A ativista explica que o passado recente do país “é muito violento, primeiro o colonialismo, depois o apartheid… Esses sistemas reprimiram a maioria da população, o que gera opressão e um baixo nível de auto-estima. Na África do Sul, a cultura de violência que temos faz com que os homens achem que têm o direito de violar mulheres”. E tem pena que mesmo no regime democrático que se vive seja quase impossível contrariar os ciclos de pobreza e desemprego. “A violência de género baseia-se no alcance de um certo controlo sobre os mais vulneráveis, mulheres e crianças, para o agressor sentir que domina algo”.

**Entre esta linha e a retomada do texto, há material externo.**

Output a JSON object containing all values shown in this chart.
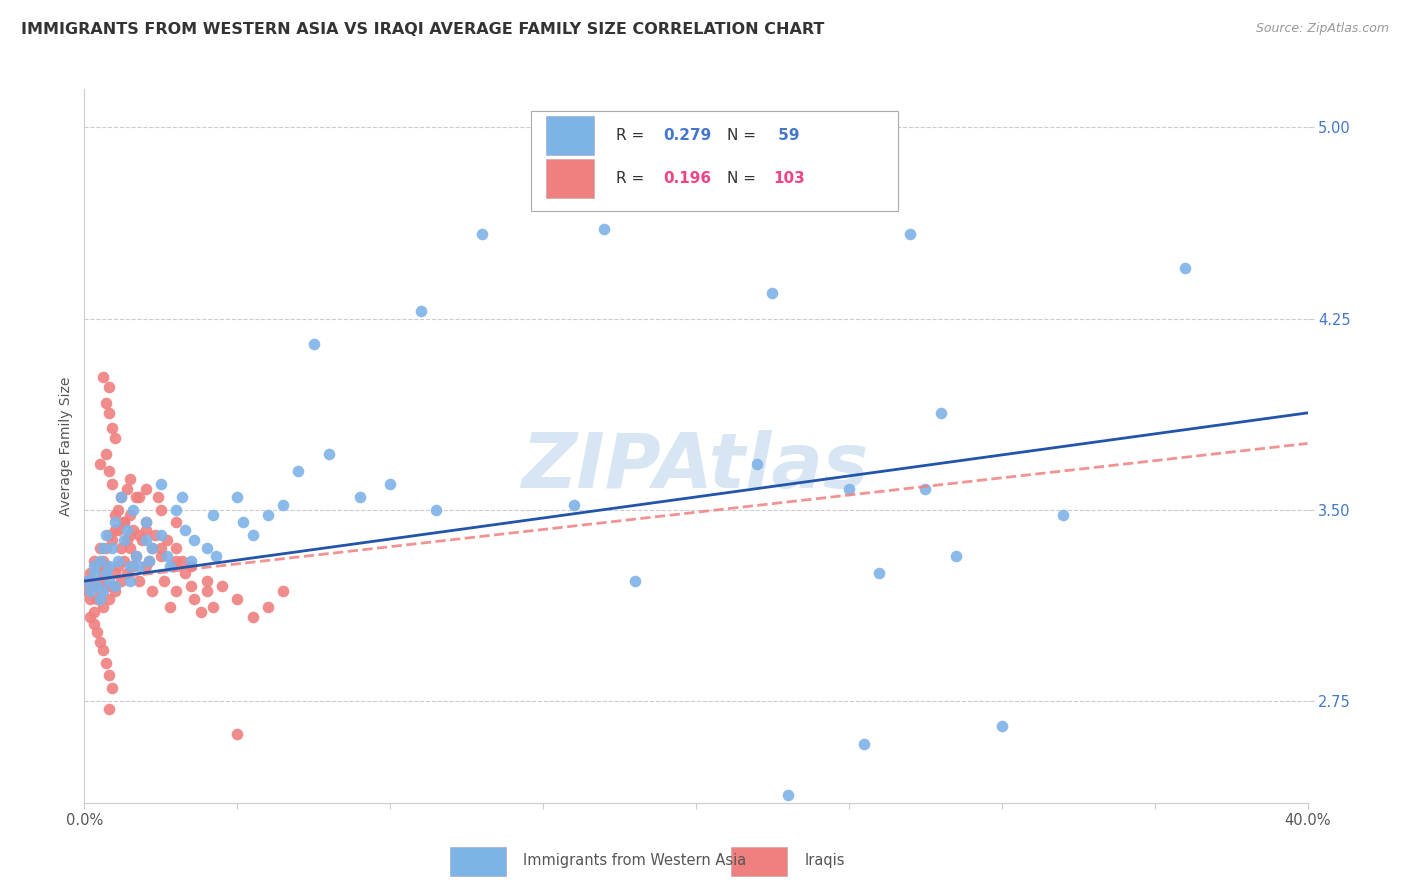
{
  "title": "IMMIGRANTS FROM WESTERN ASIA VS IRAQI AVERAGE FAMILY SIZE CORRELATION CHART",
  "source": "Source: ZipAtlas.com",
  "ylabel": "Average Family Size",
  "yticks": [
    2.75,
    3.5,
    4.25,
    5.0
  ],
  "xlim": [
    0.0,
    0.4
  ],
  "ylim": [
    2.35,
    5.15
  ],
  "color_blue": "#7EB3E8",
  "color_pink": "#F08080",
  "color_blue_text": "#4477CC",
  "color_pink_text": "#EE4488",
  "watermark": "ZIPAtlas",
  "legend_label1": "Immigrants from Western Asia",
  "legend_label2": "Iraqis",
  "blue_scatter": [
    [
      0.001,
      3.22
    ],
    [
      0.002,
      3.18
    ],
    [
      0.003,
      3.25
    ],
    [
      0.003,
      3.28
    ],
    [
      0.004,
      3.2
    ],
    [
      0.005,
      3.15
    ],
    [
      0.005,
      3.3
    ],
    [
      0.006,
      3.35
    ],
    [
      0.006,
      3.18
    ],
    [
      0.007,
      3.4
    ],
    [
      0.007,
      3.25
    ],
    [
      0.008,
      3.22
    ],
    [
      0.008,
      3.28
    ],
    [
      0.009,
      3.35
    ],
    [
      0.01,
      3.45
    ],
    [
      0.01,
      3.2
    ],
    [
      0.011,
      3.3
    ],
    [
      0.012,
      3.55
    ],
    [
      0.013,
      3.38
    ],
    [
      0.014,
      3.42
    ],
    [
      0.015,
      3.28
    ],
    [
      0.015,
      3.22
    ],
    [
      0.016,
      3.5
    ],
    [
      0.017,
      3.32
    ],
    [
      0.018,
      3.28
    ],
    [
      0.02,
      3.45
    ],
    [
      0.02,
      3.38
    ],
    [
      0.021,
      3.3
    ],
    [
      0.022,
      3.35
    ],
    [
      0.025,
      3.4
    ],
    [
      0.025,
      3.6
    ],
    [
      0.027,
      3.32
    ],
    [
      0.028,
      3.28
    ],
    [
      0.03,
      3.5
    ],
    [
      0.032,
      3.55
    ],
    [
      0.033,
      3.42
    ],
    [
      0.035,
      3.3
    ],
    [
      0.036,
      3.38
    ],
    [
      0.04,
      3.35
    ],
    [
      0.042,
      3.48
    ],
    [
      0.043,
      3.32
    ],
    [
      0.05,
      3.55
    ],
    [
      0.052,
      3.45
    ],
    [
      0.055,
      3.4
    ],
    [
      0.06,
      3.48
    ],
    [
      0.065,
      3.52
    ],
    [
      0.07,
      3.65
    ],
    [
      0.075,
      4.15
    ],
    [
      0.08,
      3.72
    ],
    [
      0.09,
      3.55
    ],
    [
      0.1,
      3.6
    ],
    [
      0.115,
      3.5
    ],
    [
      0.13,
      4.58
    ],
    [
      0.16,
      3.52
    ],
    [
      0.17,
      4.6
    ],
    [
      0.18,
      3.22
    ],
    [
      0.11,
      4.28
    ],
    [
      0.22,
      3.68
    ],
    [
      0.225,
      4.35
    ],
    [
      0.23,
      2.38
    ],
    [
      0.25,
      3.58
    ],
    [
      0.255,
      2.58
    ],
    [
      0.26,
      3.25
    ],
    [
      0.27,
      4.58
    ],
    [
      0.275,
      3.58
    ],
    [
      0.28,
      3.88
    ],
    [
      0.285,
      3.32
    ],
    [
      0.3,
      2.65
    ],
    [
      0.32,
      3.48
    ],
    [
      0.36,
      4.45
    ]
  ],
  "pink_scatter": [
    [
      0.001,
      3.18
    ],
    [
      0.001,
      3.22
    ],
    [
      0.002,
      3.15
    ],
    [
      0.002,
      3.25
    ],
    [
      0.003,
      3.2
    ],
    [
      0.003,
      3.3
    ],
    [
      0.003,
      3.1
    ],
    [
      0.004,
      3.28
    ],
    [
      0.004,
      3.15
    ],
    [
      0.005,
      3.22
    ],
    [
      0.005,
      3.35
    ],
    [
      0.005,
      3.18
    ],
    [
      0.006,
      3.25
    ],
    [
      0.006,
      3.12
    ],
    [
      0.006,
      3.3
    ],
    [
      0.007,
      3.2
    ],
    [
      0.007,
      3.35
    ],
    [
      0.007,
      3.28
    ],
    [
      0.008,
      3.15
    ],
    [
      0.008,
      3.4
    ],
    [
      0.009,
      3.38
    ],
    [
      0.009,
      3.2
    ],
    [
      0.01,
      3.42
    ],
    [
      0.01,
      3.25
    ],
    [
      0.01,
      3.18
    ],
    [
      0.011,
      3.5
    ],
    [
      0.011,
      3.28
    ],
    [
      0.012,
      3.35
    ],
    [
      0.012,
      3.22
    ],
    [
      0.013,
      3.45
    ],
    [
      0.013,
      3.3
    ],
    [
      0.014,
      3.58
    ],
    [
      0.014,
      3.25
    ],
    [
      0.015,
      3.35
    ],
    [
      0.015,
      3.48
    ],
    [
      0.016,
      3.42
    ],
    [
      0.016,
      3.28
    ],
    [
      0.017,
      3.55
    ],
    [
      0.017,
      3.32
    ],
    [
      0.018,
      3.4
    ],
    [
      0.018,
      3.22
    ],
    [
      0.019,
      3.38
    ],
    [
      0.02,
      3.45
    ],
    [
      0.02,
      3.28
    ],
    [
      0.021,
      3.3
    ],
    [
      0.022,
      3.35
    ],
    [
      0.022,
      3.18
    ],
    [
      0.023,
      3.4
    ],
    [
      0.024,
      3.55
    ],
    [
      0.025,
      3.32
    ],
    [
      0.026,
      3.22
    ],
    [
      0.027,
      3.38
    ],
    [
      0.028,
      3.12
    ],
    [
      0.029,
      3.28
    ],
    [
      0.03,
      3.35
    ],
    [
      0.03,
      3.18
    ],
    [
      0.032,
      3.3
    ],
    [
      0.033,
      3.25
    ],
    [
      0.035,
      3.2
    ],
    [
      0.036,
      3.15
    ],
    [
      0.038,
      3.1
    ],
    [
      0.04,
      3.18
    ],
    [
      0.042,
      3.12
    ],
    [
      0.045,
      3.2
    ],
    [
      0.05,
      3.15
    ],
    [
      0.055,
      3.08
    ],
    [
      0.06,
      3.12
    ],
    [
      0.065,
      3.18
    ],
    [
      0.005,
      3.68
    ],
    [
      0.006,
      4.02
    ],
    [
      0.007,
      3.72
    ],
    [
      0.007,
      3.92
    ],
    [
      0.008,
      3.65
    ],
    [
      0.008,
      3.88
    ],
    [
      0.009,
      3.6
    ],
    [
      0.009,
      3.82
    ],
    [
      0.01,
      3.48
    ],
    [
      0.01,
      3.78
    ],
    [
      0.011,
      3.42
    ],
    [
      0.012,
      3.55
    ],
    [
      0.013,
      3.45
    ],
    [
      0.014,
      3.38
    ],
    [
      0.015,
      3.4
    ],
    [
      0.015,
      3.62
    ],
    [
      0.018,
      3.55
    ],
    [
      0.02,
      3.42
    ],
    [
      0.02,
      3.58
    ],
    [
      0.025,
      3.35
    ],
    [
      0.025,
      3.5
    ],
    [
      0.03,
      3.3
    ],
    [
      0.03,
      3.45
    ],
    [
      0.035,
      3.28
    ],
    [
      0.04,
      3.22
    ],
    [
      0.002,
      3.08
    ],
    [
      0.003,
      3.05
    ],
    [
      0.004,
      3.02
    ],
    [
      0.005,
      2.98
    ],
    [
      0.006,
      2.95
    ],
    [
      0.007,
      2.9
    ],
    [
      0.008,
      2.85
    ],
    [
      0.009,
      2.8
    ],
    [
      0.008,
      2.72
    ],
    [
      0.05,
      2.62
    ],
    [
      0.008,
      3.98
    ]
  ],
  "blue_line_x": [
    0.0,
    0.4
  ],
  "blue_line_y": [
    3.22,
    3.88
  ],
  "pink_line_x": [
    0.0,
    0.4
  ],
  "pink_line_y": [
    3.22,
    3.76
  ],
  "grid_color": "#CCCCCC",
  "background_color": "#FFFFFF",
  "title_fontsize": 11.5,
  "axis_label_fontsize": 10,
  "tick_fontsize": 10.5
}
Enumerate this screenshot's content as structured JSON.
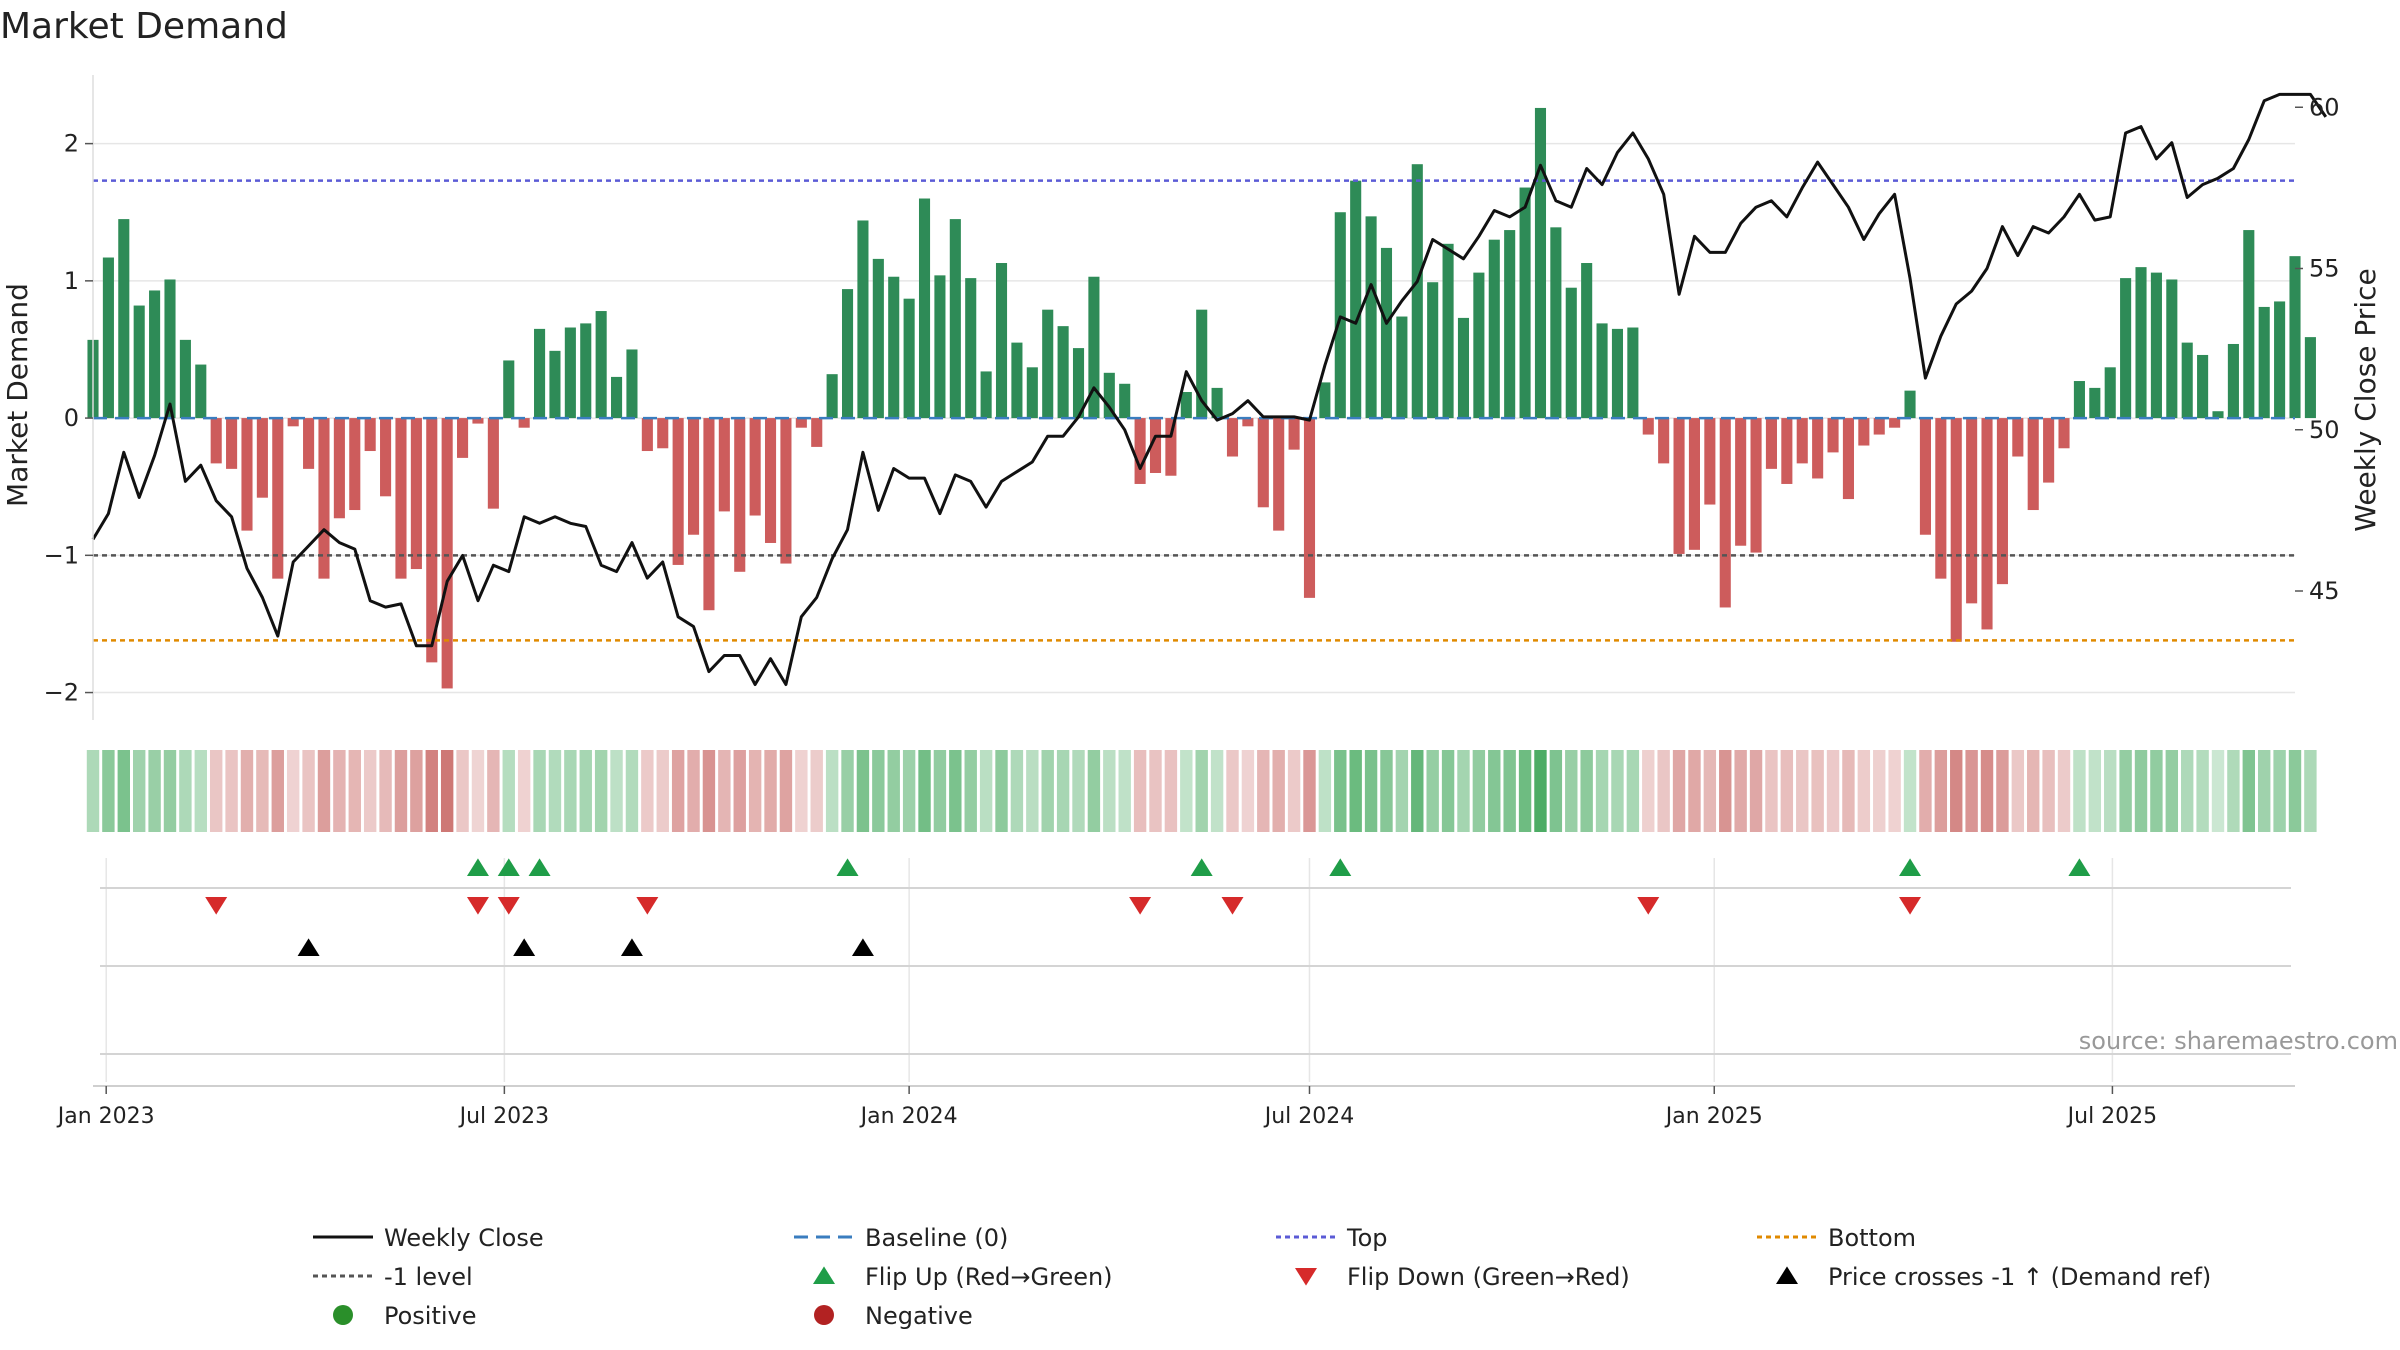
{
  "chart_data": {
    "type": "bar+line",
    "title": "Market Demand",
    "source": "source: sharemaestro.com",
    "y_left": {
      "label": "Market Demand",
      "range": [
        -2.2,
        2.5
      ],
      "ticks": [
        2,
        1,
        0,
        -1,
        -2
      ],
      "tick_labels": [
        "2",
        "1",
        "0",
        "−1",
        "−2"
      ]
    },
    "y_right": {
      "label": "Weekly Close Price",
      "range": [
        41,
        61
      ],
      "ticks": [
        60,
        55,
        50,
        45
      ],
      "tick_labels": [
        "60",
        "55",
        "50",
        "45"
      ]
    },
    "x_axis": {
      "start": "2022-12-26",
      "end": "2025-09-22",
      "ticks": [
        "2023-01-01",
        "2023-07-01",
        "2024-01-01",
        "2024-07-01",
        "2025-01-01",
        "2025-07-01"
      ],
      "tick_labels": [
        "Jan 2023",
        "Jul 2023",
        "Jan 2024",
        "Jul 2024",
        "Jan 2025",
        "Jul 2025"
      ]
    },
    "reference_lines": {
      "baseline": 0,
      "top": 1.73,
      "bottom": -1.62,
      "minus_one": -1
    },
    "weeks_start": "2022-12-26",
    "week_count": 144,
    "demand": [
      0.57,
      1.17,
      1.45,
      0.82,
      0.93,
      1.01,
      0.57,
      0.39,
      -0.33,
      -0.37,
      -0.82,
      -0.58,
      -1.17,
      -0.06,
      -0.37,
      -1.17,
      -0.73,
      -0.67,
      -0.24,
      -0.57,
      -1.17,
      -1.1,
      -1.78,
      -1.97,
      -0.29,
      -0.04,
      -0.66,
      0.42,
      -0.07,
      0.65,
      0.49,
      0.66,
      0.69,
      0.78,
      0.3,
      0.5,
      -0.24,
      -0.22,
      -1.07,
      -0.85,
      -1.4,
      -0.68,
      -1.12,
      -0.71,
      -0.91,
      -1.06,
      -0.07,
      -0.21,
      0.32,
      0.94,
      1.44,
      1.16,
      1.03,
      0.87,
      1.6,
      1.04,
      1.45,
      1.02,
      0.34,
      1.13,
      0.55,
      0.37,
      0.79,
      0.67,
      0.51,
      1.03,
      0.33,
      0.25,
      -0.48,
      -0.4,
      -0.42,
      0.19,
      0.79,
      0.22,
      -0.28,
      -0.06,
      -0.65,
      -0.82,
      -0.23,
      -1.31,
      0.26,
      1.5,
      1.73,
      1.47,
      1.24,
      0.74,
      1.85,
      0.99,
      1.27,
      0.73,
      1.06,
      1.3,
      1.37,
      1.68,
      2.26,
      1.39,
      0.95,
      1.13,
      0.69,
      0.65,
      0.66,
      -0.12,
      -0.33,
      -0.99,
      -0.96,
      -0.63,
      -1.38,
      -0.93,
      -0.98,
      -0.37,
      -0.48,
      -0.33,
      -0.44,
      -0.25,
      -0.59,
      -0.2,
      -0.12,
      -0.07,
      0.2,
      -0.85,
      -1.17,
      -1.63,
      -1.35,
      -1.54,
      -1.21,
      -0.28,
      -0.67,
      -0.47,
      -0.22,
      0.27,
      0.22,
      0.37,
      1.02,
      1.1,
      1.06,
      1.01,
      0.55,
      0.46,
      0.05,
      0.54,
      1.37,
      0.81,
      0.85,
      1.18,
      0.59
    ],
    "close": [
      46.6,
      47.4,
      49.3,
      47.9,
      49.2,
      50.8,
      48.4,
      48.9,
      47.8,
      47.3,
      45.7,
      44.8,
      43.6,
      45.9,
      46.4,
      46.9,
      46.5,
      46.3,
      44.7,
      44.5,
      44.6,
      43.3,
      43.3,
      45.3,
      46.1,
      44.7,
      45.8,
      45.6,
      47.3,
      47.1,
      47.3,
      47.1,
      47.0,
      45.8,
      45.6,
      46.5,
      45.4,
      45.9,
      44.2,
      43.9,
      42.5,
      43.0,
      43.0,
      42.1,
      42.9,
      42.1,
      44.2,
      44.8,
      46.0,
      46.9,
      49.3,
      47.5,
      48.8,
      48.5,
      48.5,
      47.4,
      48.6,
      48.4,
      47.6,
      48.4,
      48.7,
      49.0,
      49.8,
      49.8,
      50.4,
      51.3,
      50.7,
      50.0,
      48.8,
      49.8,
      49.8,
      51.8,
      50.9,
      50.3,
      50.5,
      50.9,
      50.4,
      50.4,
      50.4,
      50.3,
      52.0,
      53.5,
      53.3,
      54.5,
      53.3,
      54.0,
      54.6,
      55.9,
      55.6,
      55.3,
      56.0,
      56.8,
      56.6,
      56.9,
      58.2,
      57.1,
      56.9,
      58.1,
      57.6,
      58.6,
      59.2,
      58.4,
      57.3,
      54.2,
      56.0,
      55.5,
      55.5,
      56.4,
      56.9,
      57.1,
      56.6,
      57.5,
      58.3,
      57.6,
      56.9,
      55.9,
      56.7,
      57.3,
      54.7,
      51.6,
      52.9,
      53.9,
      54.3,
      55.0,
      56.3,
      55.4,
      56.3,
      56.1,
      56.6,
      57.3,
      56.5,
      56.6,
      59.2,
      59.4,
      58.4,
      58.9,
      57.2,
      57.6,
      57.8,
      58.1,
      59.0,
      60.2,
      60.4,
      60.4,
      60.4,
      59.7
    ],
    "heatmap_values_source": "demand",
    "flip_up_weeks": [
      25,
      27,
      29,
      49,
      72,
      81,
      118,
      129
    ],
    "flip_down_weeks": [
      8,
      25,
      27,
      36,
      68,
      74,
      101,
      118
    ],
    "price_cross_weeks": [
      14,
      28,
      35,
      50
    ],
    "colors": {
      "positive_bar": "#2e8b57",
      "negative_bar": "#cd5c5c",
      "close_line": "#111111",
      "baseline": "#3a7dbf",
      "top": "#5b5bd6",
      "bottom": "#e08a00",
      "minus_one": "#555555",
      "flip_up": "#1f9d48",
      "flip_down": "#d62a2a",
      "price_cross": "#000000",
      "positive_dot": "#2a8f2a",
      "negative_dot": "#b22222",
      "heat_positive": "#2e9e4a",
      "heat_negative": "#c0504d",
      "grid": "#e6e6e6"
    },
    "legend": [
      {
        "label": "Weekly Close",
        "marker": "line-solid",
        "color_key": "close_line"
      },
      {
        "label": "Baseline (0)",
        "marker": "line-dashed",
        "color_key": "baseline"
      },
      {
        "label": "Top",
        "marker": "line-dotted",
        "color_key": "top"
      },
      {
        "label": "Bottom",
        "marker": "line-dotted",
        "color_key": "bottom"
      },
      {
        "label": "-1 level",
        "marker": "line-dotted",
        "color_key": "minus_one"
      },
      {
        "label": "Flip Up (Red→Green)",
        "marker": "triangle-up",
        "color_key": "flip_up"
      },
      {
        "label": "Flip Down (Green→Red)",
        "marker": "triangle-down",
        "color_key": "flip_down"
      },
      {
        "label": "Price crosses -1 ↑ (Demand ref)",
        "marker": "triangle-up",
        "color_key": "price_cross"
      },
      {
        "label": "Positive",
        "marker": "dot",
        "color_key": "positive_dot"
      },
      {
        "label": "Negative",
        "marker": "dot",
        "color_key": "negative_dot"
      }
    ]
  }
}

Para as próximas gerações, o comportamento será facilmente transmissível porque “o rapaz vai-se tornar agressor por ter experienciado as agressões, e a rapariga vai achar normal que se reproduza na sua vida adulta” disse ao El País. A solução, como em todos os países onde estes casos sejam frequentes, deve passar pela educação, sugere: “Apoiamos uma ONG perto de Joanesburgo para tentar romper este círculo a que estão condenados os miúdos, por terem nascido num meio pobre e com poucas oportunidades. Mas o Estado deve envolver-se no sistema educativo, houve também muitos casos de professores que abusam de raparigas”.
Com 2022 em vista, Lee-Anne Germanos nomeou uma ação a curto prazo que o governo poderia implementar para melhorar a situação. Defende “uma formação real para que a polícia seja capaz de tratar com respeito e cuidado as mulheres que tenham sofrido uma violação”, tal como livrar o próprio corpo policial de casos de abuso, pois “não podemos ter um polícia que comete os mesmos crimes dos que supostamente nos está a proteger”.